Selagi kita menunggu hadirnya produksi EV yang lebih ramah lingkungan, terdapat solusi alternatif yang dapat kita lakukan untuk menekan dampak sektor transportasi terhadap perubahan iklim. Mengurangi kendaraan pribadi melalui transportasi umum dianggap sebagai salah satu solusi terbaik untuk mengatasi masalah emisi karbon. Bepergian dengan transportasi umum menggunakan lebih sedikit energi dan menghasilkan lebih sedikit polusi daripada perjalanan yang sebanding dengan kendaraan pribadi. Sebagai individu, kita dapat naik bus atau kereta api lokal karena hampir selalu lebih baik daripada mengendarai mobil.
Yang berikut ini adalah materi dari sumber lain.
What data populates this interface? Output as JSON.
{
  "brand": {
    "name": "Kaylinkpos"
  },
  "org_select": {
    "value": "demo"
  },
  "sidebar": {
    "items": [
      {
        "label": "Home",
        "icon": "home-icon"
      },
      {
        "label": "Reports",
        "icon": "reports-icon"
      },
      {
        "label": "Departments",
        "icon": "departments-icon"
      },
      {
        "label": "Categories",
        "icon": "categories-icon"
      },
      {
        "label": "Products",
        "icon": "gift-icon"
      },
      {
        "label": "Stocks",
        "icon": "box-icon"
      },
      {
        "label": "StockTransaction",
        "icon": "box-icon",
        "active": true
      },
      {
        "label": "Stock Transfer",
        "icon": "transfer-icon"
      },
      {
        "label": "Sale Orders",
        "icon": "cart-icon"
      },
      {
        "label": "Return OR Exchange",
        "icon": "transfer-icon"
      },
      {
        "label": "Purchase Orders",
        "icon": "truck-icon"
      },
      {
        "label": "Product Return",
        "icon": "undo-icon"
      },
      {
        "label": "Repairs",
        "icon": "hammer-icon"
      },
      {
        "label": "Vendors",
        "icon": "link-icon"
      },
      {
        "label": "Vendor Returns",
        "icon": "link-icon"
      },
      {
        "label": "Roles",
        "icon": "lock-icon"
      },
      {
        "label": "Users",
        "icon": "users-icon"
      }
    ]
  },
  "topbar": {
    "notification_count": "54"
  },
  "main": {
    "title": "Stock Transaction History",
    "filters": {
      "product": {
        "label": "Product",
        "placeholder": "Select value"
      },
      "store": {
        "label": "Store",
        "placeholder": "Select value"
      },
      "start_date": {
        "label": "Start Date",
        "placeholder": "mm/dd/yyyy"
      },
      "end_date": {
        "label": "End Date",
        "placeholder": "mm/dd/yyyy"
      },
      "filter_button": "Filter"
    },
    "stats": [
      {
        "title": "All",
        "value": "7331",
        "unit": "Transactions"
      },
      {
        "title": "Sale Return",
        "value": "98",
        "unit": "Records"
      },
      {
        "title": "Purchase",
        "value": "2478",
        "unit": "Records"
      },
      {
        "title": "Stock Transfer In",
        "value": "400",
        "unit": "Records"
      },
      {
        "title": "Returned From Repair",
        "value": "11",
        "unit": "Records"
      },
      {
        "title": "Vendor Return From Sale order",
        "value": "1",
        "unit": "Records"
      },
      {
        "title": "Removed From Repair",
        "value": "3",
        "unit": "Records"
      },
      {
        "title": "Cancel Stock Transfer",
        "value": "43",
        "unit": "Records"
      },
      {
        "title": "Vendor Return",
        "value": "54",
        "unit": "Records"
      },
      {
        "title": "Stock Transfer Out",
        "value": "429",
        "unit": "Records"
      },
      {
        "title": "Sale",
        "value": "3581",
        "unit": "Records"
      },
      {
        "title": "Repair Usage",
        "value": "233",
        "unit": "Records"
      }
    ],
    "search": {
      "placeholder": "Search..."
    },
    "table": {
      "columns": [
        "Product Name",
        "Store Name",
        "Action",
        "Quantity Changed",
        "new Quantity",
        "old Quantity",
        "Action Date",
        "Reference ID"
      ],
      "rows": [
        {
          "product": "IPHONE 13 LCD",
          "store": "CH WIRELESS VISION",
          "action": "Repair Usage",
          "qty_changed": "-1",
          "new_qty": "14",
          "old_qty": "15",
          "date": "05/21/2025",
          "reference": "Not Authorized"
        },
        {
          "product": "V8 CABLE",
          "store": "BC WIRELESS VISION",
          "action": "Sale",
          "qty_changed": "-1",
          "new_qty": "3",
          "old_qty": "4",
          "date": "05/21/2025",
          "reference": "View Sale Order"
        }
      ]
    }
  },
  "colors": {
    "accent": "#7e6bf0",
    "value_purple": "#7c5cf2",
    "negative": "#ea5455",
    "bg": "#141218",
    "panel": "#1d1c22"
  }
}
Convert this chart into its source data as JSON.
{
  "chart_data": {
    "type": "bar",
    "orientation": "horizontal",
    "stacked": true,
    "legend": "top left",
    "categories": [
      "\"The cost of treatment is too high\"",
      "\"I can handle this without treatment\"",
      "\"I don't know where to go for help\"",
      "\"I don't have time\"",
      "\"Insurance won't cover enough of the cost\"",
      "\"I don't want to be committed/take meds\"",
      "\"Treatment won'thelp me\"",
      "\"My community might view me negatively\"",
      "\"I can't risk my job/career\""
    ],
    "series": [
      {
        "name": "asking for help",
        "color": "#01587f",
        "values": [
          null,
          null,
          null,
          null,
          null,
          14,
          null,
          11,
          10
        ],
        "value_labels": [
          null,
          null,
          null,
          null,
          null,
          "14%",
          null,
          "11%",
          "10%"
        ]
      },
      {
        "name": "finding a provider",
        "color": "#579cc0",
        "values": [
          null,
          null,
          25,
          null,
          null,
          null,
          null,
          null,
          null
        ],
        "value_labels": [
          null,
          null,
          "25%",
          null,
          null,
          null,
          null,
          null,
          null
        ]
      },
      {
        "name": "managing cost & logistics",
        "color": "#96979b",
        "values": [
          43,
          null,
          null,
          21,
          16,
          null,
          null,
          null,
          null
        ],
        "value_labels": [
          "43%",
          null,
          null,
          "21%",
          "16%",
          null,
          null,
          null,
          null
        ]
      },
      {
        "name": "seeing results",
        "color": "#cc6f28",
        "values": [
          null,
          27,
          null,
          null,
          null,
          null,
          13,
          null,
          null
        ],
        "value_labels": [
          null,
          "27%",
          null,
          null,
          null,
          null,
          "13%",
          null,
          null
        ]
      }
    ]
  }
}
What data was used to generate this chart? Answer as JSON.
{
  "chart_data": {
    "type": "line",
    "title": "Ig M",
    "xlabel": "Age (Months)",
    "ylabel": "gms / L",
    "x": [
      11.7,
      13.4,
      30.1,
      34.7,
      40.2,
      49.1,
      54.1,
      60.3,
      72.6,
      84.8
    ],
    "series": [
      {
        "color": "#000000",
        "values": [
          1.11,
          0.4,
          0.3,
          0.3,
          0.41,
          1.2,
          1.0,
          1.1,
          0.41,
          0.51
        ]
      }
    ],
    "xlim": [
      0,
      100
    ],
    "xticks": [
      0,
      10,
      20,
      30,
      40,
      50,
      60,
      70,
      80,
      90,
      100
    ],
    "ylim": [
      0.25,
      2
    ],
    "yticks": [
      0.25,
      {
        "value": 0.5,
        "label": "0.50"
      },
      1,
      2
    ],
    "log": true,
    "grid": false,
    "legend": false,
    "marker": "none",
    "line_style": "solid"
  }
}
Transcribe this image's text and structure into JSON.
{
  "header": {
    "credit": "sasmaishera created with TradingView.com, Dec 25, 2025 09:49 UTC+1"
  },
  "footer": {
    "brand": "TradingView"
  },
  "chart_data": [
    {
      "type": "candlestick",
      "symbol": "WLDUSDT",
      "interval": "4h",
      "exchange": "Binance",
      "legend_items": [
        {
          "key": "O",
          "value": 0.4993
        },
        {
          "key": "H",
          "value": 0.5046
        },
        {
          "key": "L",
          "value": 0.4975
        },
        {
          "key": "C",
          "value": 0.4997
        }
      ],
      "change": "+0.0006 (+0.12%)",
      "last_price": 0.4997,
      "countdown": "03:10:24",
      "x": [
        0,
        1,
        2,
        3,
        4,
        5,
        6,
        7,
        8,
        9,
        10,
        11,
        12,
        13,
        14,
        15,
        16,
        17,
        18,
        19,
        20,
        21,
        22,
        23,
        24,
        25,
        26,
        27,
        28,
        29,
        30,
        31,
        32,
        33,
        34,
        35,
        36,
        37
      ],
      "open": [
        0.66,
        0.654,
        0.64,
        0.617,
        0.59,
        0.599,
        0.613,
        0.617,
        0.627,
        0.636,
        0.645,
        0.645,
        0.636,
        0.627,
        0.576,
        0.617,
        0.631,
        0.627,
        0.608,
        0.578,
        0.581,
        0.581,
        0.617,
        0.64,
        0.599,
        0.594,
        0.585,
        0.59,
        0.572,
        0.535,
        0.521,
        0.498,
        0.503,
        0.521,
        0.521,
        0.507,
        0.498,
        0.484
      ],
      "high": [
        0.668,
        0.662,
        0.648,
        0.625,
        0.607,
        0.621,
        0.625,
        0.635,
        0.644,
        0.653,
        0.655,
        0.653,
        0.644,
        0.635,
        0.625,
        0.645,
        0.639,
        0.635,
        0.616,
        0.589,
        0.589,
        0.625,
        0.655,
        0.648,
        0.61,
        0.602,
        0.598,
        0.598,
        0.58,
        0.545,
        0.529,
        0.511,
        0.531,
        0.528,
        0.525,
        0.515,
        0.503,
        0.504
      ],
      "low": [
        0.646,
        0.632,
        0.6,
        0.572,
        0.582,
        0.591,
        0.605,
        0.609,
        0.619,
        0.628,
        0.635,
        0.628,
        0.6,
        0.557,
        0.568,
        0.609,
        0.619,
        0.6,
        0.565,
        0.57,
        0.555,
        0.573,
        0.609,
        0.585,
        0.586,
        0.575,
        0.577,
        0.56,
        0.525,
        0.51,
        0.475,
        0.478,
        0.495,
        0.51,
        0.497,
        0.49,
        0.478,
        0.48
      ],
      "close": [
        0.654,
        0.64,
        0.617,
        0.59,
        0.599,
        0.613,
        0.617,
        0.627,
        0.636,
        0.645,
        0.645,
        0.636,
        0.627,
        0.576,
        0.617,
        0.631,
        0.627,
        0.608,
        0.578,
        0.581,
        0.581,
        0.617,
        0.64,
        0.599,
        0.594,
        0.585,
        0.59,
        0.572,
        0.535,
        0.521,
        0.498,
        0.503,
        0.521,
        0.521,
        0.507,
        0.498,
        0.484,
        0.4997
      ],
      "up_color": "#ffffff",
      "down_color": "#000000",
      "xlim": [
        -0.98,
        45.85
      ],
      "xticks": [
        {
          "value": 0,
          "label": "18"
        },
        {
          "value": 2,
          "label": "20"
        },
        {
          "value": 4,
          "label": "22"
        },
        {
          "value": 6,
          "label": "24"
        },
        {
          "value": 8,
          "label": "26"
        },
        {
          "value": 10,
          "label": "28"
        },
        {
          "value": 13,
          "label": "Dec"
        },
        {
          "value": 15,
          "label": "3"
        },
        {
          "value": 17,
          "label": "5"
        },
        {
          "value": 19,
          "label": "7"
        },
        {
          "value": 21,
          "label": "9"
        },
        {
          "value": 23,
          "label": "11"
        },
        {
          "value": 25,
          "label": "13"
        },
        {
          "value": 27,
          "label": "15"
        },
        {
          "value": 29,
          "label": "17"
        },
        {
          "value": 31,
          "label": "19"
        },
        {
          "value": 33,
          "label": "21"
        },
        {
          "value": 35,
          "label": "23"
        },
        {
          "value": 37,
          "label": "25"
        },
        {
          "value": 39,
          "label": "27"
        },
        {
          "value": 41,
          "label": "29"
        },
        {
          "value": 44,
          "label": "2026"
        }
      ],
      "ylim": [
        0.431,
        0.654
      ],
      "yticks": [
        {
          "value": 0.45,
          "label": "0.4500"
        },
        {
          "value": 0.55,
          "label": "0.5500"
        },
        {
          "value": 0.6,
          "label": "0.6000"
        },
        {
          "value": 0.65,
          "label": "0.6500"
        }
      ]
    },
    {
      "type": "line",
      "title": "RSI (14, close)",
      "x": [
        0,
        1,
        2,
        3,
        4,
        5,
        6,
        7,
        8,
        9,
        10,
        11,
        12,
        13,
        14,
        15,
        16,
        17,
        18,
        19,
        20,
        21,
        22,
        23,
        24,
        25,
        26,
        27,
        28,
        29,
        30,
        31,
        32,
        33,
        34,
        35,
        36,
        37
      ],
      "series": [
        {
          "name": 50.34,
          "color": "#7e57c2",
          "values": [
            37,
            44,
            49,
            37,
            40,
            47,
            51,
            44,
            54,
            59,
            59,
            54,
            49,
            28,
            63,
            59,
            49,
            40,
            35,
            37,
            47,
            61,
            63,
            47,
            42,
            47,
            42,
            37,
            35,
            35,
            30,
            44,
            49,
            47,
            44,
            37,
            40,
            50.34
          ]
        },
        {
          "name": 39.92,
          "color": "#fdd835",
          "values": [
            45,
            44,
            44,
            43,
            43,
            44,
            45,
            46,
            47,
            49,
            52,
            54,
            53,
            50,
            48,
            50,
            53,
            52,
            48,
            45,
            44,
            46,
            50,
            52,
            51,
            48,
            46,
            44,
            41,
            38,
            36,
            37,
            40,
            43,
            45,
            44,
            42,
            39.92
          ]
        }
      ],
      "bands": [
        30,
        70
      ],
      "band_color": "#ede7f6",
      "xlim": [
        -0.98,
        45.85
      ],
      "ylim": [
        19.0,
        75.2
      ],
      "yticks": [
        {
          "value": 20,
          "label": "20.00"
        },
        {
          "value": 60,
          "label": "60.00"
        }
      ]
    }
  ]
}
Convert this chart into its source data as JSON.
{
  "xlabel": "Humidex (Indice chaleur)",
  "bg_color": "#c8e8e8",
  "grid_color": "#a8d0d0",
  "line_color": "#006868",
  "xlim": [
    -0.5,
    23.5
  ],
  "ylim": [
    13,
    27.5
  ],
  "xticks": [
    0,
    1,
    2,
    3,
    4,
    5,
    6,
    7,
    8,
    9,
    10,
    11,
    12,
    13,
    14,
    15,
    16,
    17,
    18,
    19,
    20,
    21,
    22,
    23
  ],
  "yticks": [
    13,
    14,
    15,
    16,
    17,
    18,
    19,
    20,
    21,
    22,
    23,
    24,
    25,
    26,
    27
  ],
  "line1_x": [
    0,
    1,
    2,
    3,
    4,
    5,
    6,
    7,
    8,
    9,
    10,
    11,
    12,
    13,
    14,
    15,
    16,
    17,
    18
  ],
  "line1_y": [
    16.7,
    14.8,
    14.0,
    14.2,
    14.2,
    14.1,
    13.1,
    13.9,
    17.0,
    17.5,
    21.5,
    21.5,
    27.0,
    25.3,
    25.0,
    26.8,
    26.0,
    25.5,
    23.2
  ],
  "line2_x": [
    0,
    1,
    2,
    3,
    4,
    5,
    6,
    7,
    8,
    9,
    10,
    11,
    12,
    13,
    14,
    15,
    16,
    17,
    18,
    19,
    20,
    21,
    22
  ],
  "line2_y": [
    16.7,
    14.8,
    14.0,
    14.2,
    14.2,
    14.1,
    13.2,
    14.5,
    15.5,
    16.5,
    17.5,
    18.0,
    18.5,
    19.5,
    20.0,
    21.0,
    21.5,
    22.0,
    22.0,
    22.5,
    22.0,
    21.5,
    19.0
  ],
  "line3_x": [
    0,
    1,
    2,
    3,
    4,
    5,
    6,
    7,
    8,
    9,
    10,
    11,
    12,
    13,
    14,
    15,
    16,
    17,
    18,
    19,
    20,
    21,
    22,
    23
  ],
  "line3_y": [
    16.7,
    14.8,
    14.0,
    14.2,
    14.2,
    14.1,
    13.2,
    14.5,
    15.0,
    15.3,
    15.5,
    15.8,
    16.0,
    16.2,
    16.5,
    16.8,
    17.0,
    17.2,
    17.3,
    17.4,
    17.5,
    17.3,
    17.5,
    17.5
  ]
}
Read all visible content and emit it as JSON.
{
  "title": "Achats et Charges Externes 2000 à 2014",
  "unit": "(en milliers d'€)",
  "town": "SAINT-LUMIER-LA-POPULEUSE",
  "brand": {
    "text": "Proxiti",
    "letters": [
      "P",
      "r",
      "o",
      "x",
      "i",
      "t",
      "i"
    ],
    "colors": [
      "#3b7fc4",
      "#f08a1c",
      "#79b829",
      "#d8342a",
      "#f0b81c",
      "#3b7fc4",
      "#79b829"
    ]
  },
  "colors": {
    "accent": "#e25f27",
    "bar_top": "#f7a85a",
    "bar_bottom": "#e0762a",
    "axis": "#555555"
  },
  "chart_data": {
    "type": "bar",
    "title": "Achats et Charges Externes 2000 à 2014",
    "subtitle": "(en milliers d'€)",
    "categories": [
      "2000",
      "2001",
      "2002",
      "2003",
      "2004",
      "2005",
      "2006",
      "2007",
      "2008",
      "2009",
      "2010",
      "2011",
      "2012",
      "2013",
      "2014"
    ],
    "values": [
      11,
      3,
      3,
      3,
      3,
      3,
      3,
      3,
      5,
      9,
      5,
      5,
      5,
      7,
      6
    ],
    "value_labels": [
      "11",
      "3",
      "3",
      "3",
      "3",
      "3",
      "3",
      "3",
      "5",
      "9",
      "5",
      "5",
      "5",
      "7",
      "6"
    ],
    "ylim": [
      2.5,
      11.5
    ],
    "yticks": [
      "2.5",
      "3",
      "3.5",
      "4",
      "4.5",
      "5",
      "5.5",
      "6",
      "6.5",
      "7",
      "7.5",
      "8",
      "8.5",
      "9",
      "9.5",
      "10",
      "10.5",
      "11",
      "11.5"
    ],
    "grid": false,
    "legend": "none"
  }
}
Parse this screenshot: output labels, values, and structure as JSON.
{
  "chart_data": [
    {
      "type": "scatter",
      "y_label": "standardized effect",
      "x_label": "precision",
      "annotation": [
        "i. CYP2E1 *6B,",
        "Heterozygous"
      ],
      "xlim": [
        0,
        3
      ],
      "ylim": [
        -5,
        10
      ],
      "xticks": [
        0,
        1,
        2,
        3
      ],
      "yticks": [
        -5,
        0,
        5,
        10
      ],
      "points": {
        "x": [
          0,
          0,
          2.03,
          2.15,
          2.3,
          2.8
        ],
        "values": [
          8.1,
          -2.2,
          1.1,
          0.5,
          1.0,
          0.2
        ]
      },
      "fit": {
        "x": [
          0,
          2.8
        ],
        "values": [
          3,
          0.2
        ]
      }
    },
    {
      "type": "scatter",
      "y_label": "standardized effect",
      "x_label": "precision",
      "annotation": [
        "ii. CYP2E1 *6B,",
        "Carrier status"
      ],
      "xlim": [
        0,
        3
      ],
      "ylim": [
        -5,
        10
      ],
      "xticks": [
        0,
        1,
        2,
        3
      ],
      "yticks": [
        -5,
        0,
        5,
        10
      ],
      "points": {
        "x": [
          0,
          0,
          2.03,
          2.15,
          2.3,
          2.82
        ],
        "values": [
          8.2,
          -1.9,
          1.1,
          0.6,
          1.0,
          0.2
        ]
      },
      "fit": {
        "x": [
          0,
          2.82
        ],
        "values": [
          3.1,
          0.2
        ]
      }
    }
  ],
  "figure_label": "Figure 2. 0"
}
Semakin banyak orang bepergian dengan kendaraan, semakin kecil jejak karbon individu setiap orang.

Sayangnya, hanya sekitar 32% warga Jakarta pada tahun 2020 yang menggunakan transportasi umum dalam kehidupan sehari-hari mereka. Jumlah ini tergolong rendah karena negara lain seperti Singapura memiliki persentase pengguna angkutan umum sebesar 60 hingga 70% dari total penduduknya. Untuk mendorong angka tersebut, dihadirkan inisiatif seperti “JakLingko” yang telah dikembangkan untuk meningkatkan penggunaan transportasi umum di Jakarta.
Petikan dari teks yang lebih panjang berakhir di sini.